You cannot pour every passage you retrieved into the prompt. The prompt has a fixed size, like a suitcase. Pack carefully and the essentials fit. Try to cram in everything and the zipper will not close. In the last lesson you learned how to build the prompt. This one is about the wall you hit: it can only hold so much.
That wall is the context window, the maximum amount of text a model can read at once. Everything you send has to fit inside it: the instruction, the passages, the question, and the answer the model writes back. Go over and the request simply will not run.
What a token is.
The window is not measured in words or characters. It is measured in tokens. A token is a small chunk of text, roughly a word or a piece of a word. Common short words are usually one token; longer or rarer words get split into two or three. A loose rule of thumb in English is that a token is about three-quarters of a word, so 100 tokens land near 75 words.
The number is approximate and depends on the model's tokenizer, the rulebook that does the splitting. For budgeting you do not need the exact count.
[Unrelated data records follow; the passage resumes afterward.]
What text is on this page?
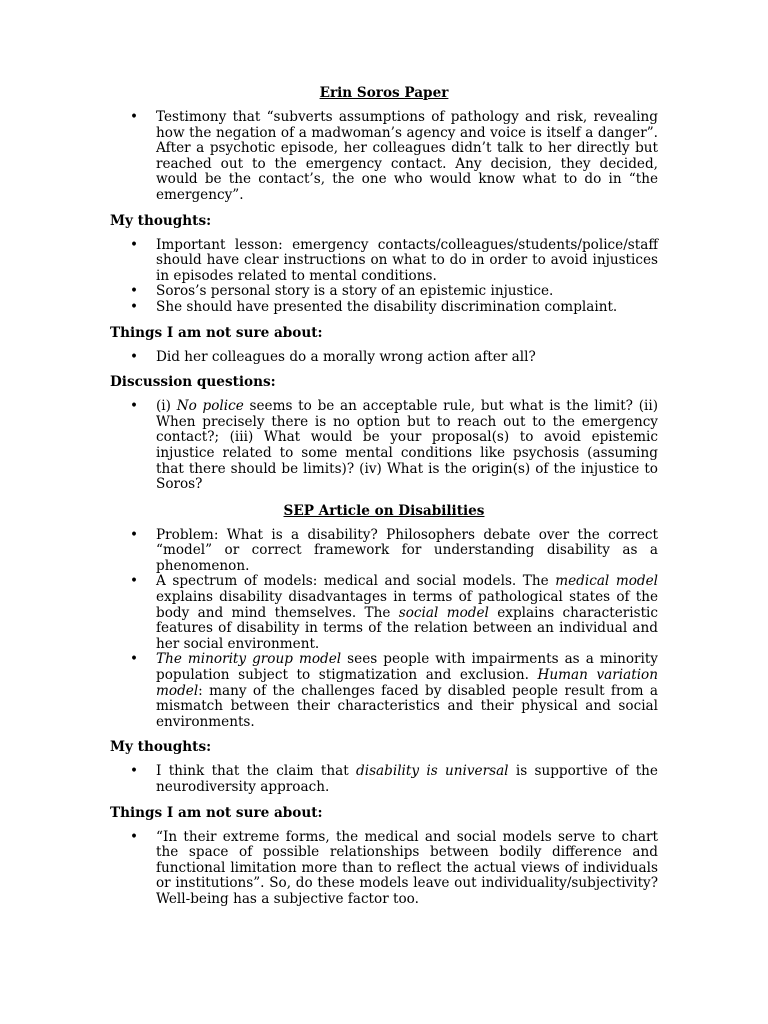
Erin Soros Paper

• Testimony that “subverts assumptions of pathology and risk, revealing how the negation of a madwoman’s agency and voice is itself a danger”. After a psychotic episode, her colleagues didn’t talk to her directly but reached out to the emergency contact. Any decision, they decided, would be the contact’s, the one who would know what to do in “the emergency”.

My thoughts:

• Important lesson: emergency contacts/colleagues/students/police/staff should have clear instructions on what to do in order to avoid injustices in episodes related to mental conditions.
• Soros’s personal story is a story of an epistemic injustice.
• She should have presented the disability discrimination complaint.

Things I am not sure about:

• Did her colleagues do a morally wrong action after all?

Discussion questions:

• (i) No police seems to be an acceptable rule, but what is the limit? (ii) When precisely there is no option but to reach out to the emergency contact?; (iii) What would be your proposal(s) to avoid epistemic injustice related to some mental conditions like psychosis (assuming that there should be limits)? (iv) What is the origin(s) of the injustice to Soros?

SEP Article on Disabilities

• Problem: What is a disability? Philosophers debate over the correct “model” or correct framework for understanding disability as a phenomenon.
• A spectrum of models: medical and social models. The medical model explains disability disadvantages in terms of pathological states of the body and mind themselves. The social model explains characteristic features of disability in terms of the relation between an individual and her social environment.
• The minority group model sees people with impairments as a minority population subject to stigmatization and exclusion. Human variation model: many of the challenges faced by disabled people result from a mismatch between their characteristics and their physical and social environments.

My thoughts:

• I think that the claim that disability is universal is supportive of the neurodiversity approach.

Things I am not sure about:

• “In their extreme forms, the medical and social models serve to chart the space of possible relationships between bodily difference and functional limitation more than to reflect the actual views of individuals or institutions”. So, do these models leave out individuality/subjectivity? Well-being has a subjective factor too.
You need a feel for the trade: more text in means more tokens spent, and the window holds only so many.
A token is a chunk of text, about a word or a word-piece. The context window is a budget measured in tokens, and everything you send draws it down.
The usable budget is smaller than the window.
Here is the catch people miss. The window is not all yours for passages. The question takes some. The instruction takes some. And crucially, the model needs room to write the answer, since the reply lives in the same window as the input. So the budget for passages is the window minus the question minus the instruction minus the space you reserve for the answer.
Reserve too little for the answer and the model gets cut off mid-sentence. Reserve too much and you waste room you could have spent on a relevant passage. The usable passage budget is what is left after everyone else takes their slice.
A worked example (numbers illustrative).
Say your model has a window of 8,000 tokens. The question and instruction together cost about 200 tokens. You want room for a thorough answer, so you reserve 800 tokens for the reply. That leaves 8,000 minus 200 minus 800, which is 7,000 tokens for passages.
Now suppose each retrieved passage runs about 350 tokens. How many fit? 7,000 divided by 350 is 20 passages. That is your ceiling for this question. Retrieval might have returned 50 candidates, but only the top 20 will fit, so order and relevance suddenly matter a lot.
window 8,000 − question+instruction 200 − answer room 800 = 7,000 for passages
7,000 ÷ ~350 per passage = ~20 passages fit
Numbers illustrative. Real windows and token counts vary by model and tokenizer.
The chunk-size tension, back again.
This is where chunking comes home to roost (lesson 1.3, where you split a document into cards). Big chunks carry more context per passage but cost more tokens each, so fewer fit in the budget. Small chunks are cheap, so many fit, but each one carries less surrounding context and might lose the thread.
There is no free lunch. A bigger chunk and fitting more chunks are pulling on the same rope, the token budget. The right chunk size is the one that puts the most relevant material in the window, not the most material. The budget is the constraint that forces you to choose.
Chunk size and how many passages fit are the same trade-off seen twice. The budget is fixed, so bigger chunks mean fewer of them. Aim for the most relevant tokens, not the most tokens.
Key takeaways
The context window is a fixed token budget, and tokens are small chunks of text (about a word each).
Usable passage budget is the window minus the question, the instruction, and the room you reserve for the answer.
Chunk size and how many passages fit pull on the same budget, so optimize for relevant tokens, not total tokens.